At this time I want to see if there is a relationship between the price of goods and the number of transactions, the next data that will be compared in value is the price of the goods with the number of transactions to find out whether there is a difference between the number of transactions and the price of goods
#Analysis of the relationship between the Price of Goods and the Transaction Amount
#Choose data with the type of Sales transaction
data <- data[(data$Jenis.Transaksi) == "Penjualan",]
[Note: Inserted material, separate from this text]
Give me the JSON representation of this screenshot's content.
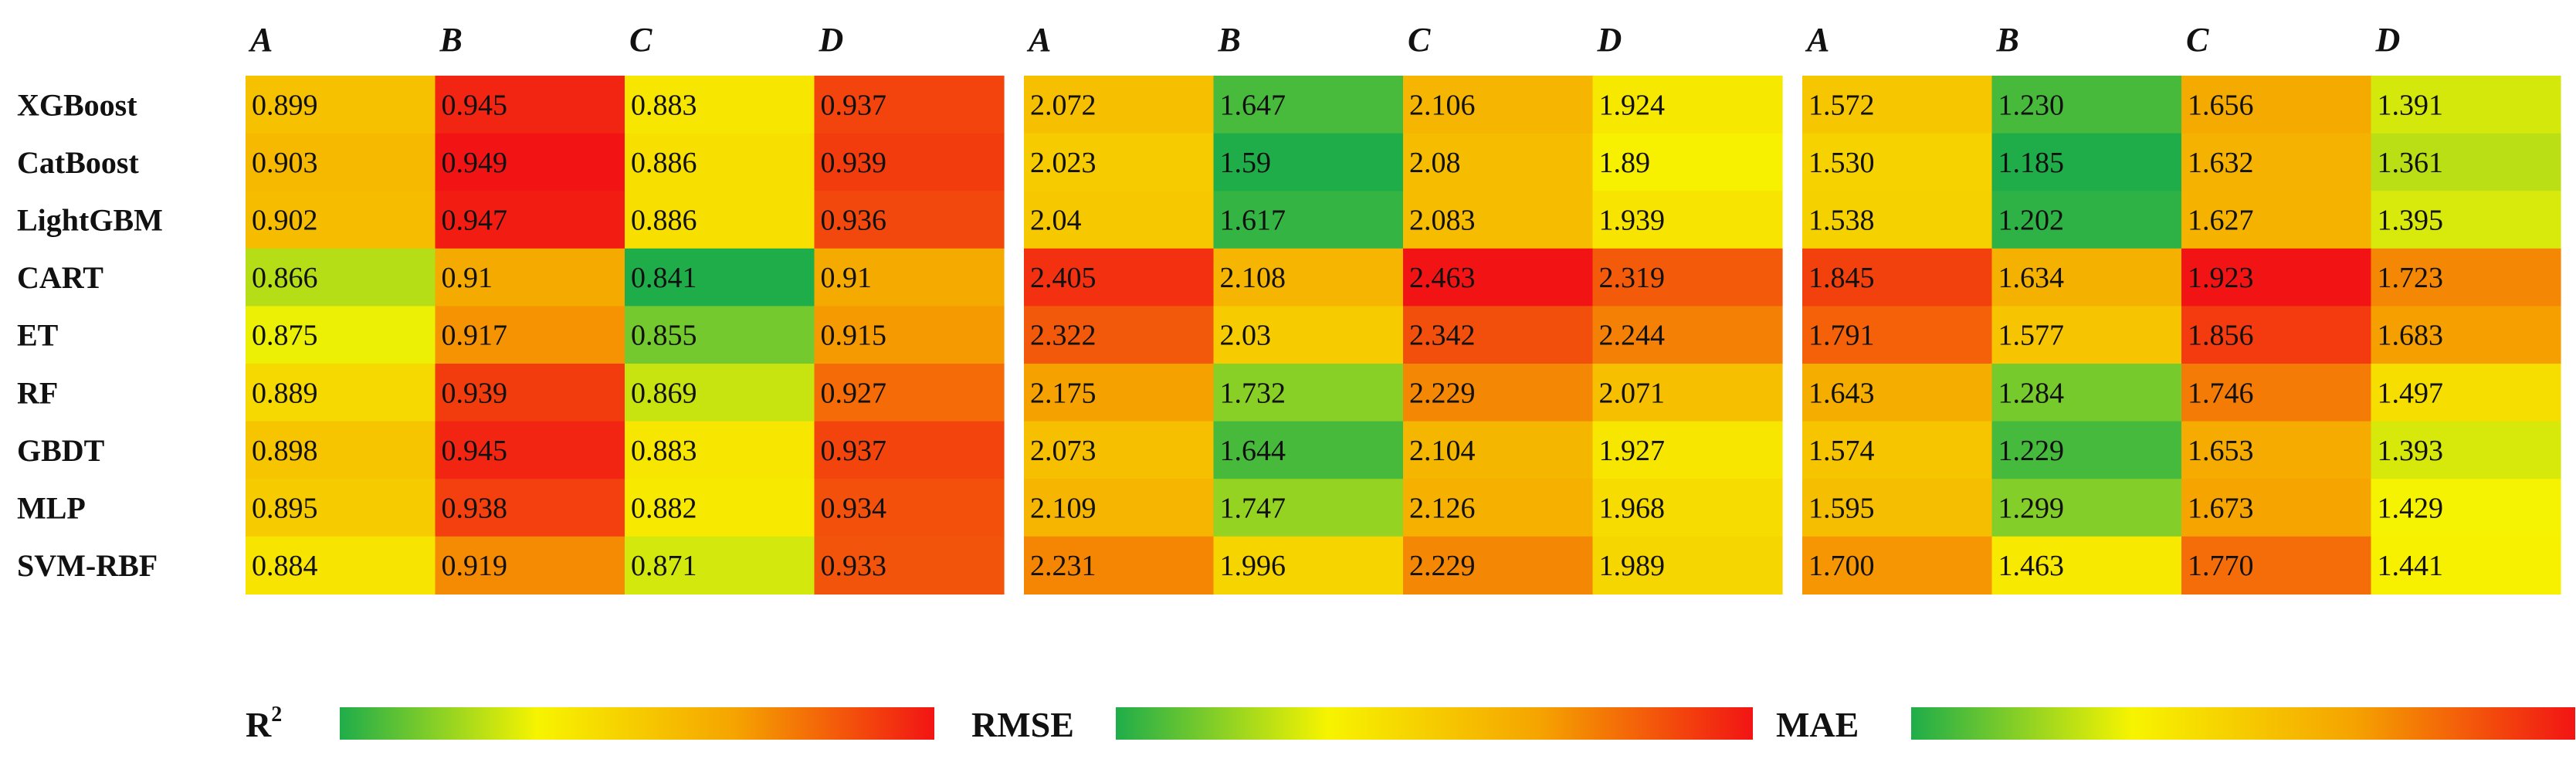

#Turn price data into Integers
data$Harga <- as.integer(data$Harga)
#Change the NA value to 0
data$Harga[is.na(data$Harga)] <- 0
#Calculates the number of transactions based on the price range
data_transaksi <- aggregate(
x=data$No.Transaksi,
by = list(Harga = data$Harga),
FUN = length)
#Mengurutkan data dari harga termahal
data_transaksi = data_transaksi[order(-data_transaksi$Harga), ]
#Data visualization of the relationship of the price of goods with the number of transactions
#Before using the hist() command you need to break the transaction data above into vector data forms as follows
data_transaksi_freq = as.vector(rep(data_transaksi$Harga, data_transaksi$x))
#After getting the above data, we can output the histogram from the table above by using the hist() command
hist(data_transaksi_freq,
main="Hubungan antara harga barang dengan transaksi",
xlab="Rentang harga barang",
col="green"
)
I also use bar plots to see how the price range of goods relates to the number of transactions. From the results I got, I can find out that goods in the price range of Rp. 10,000-Rp. 15,000 are sold more than other price ranges. After that, goods with a price of less than Rp. 5000 took second place. I can conclude that items that are in this price range are the best-selling items.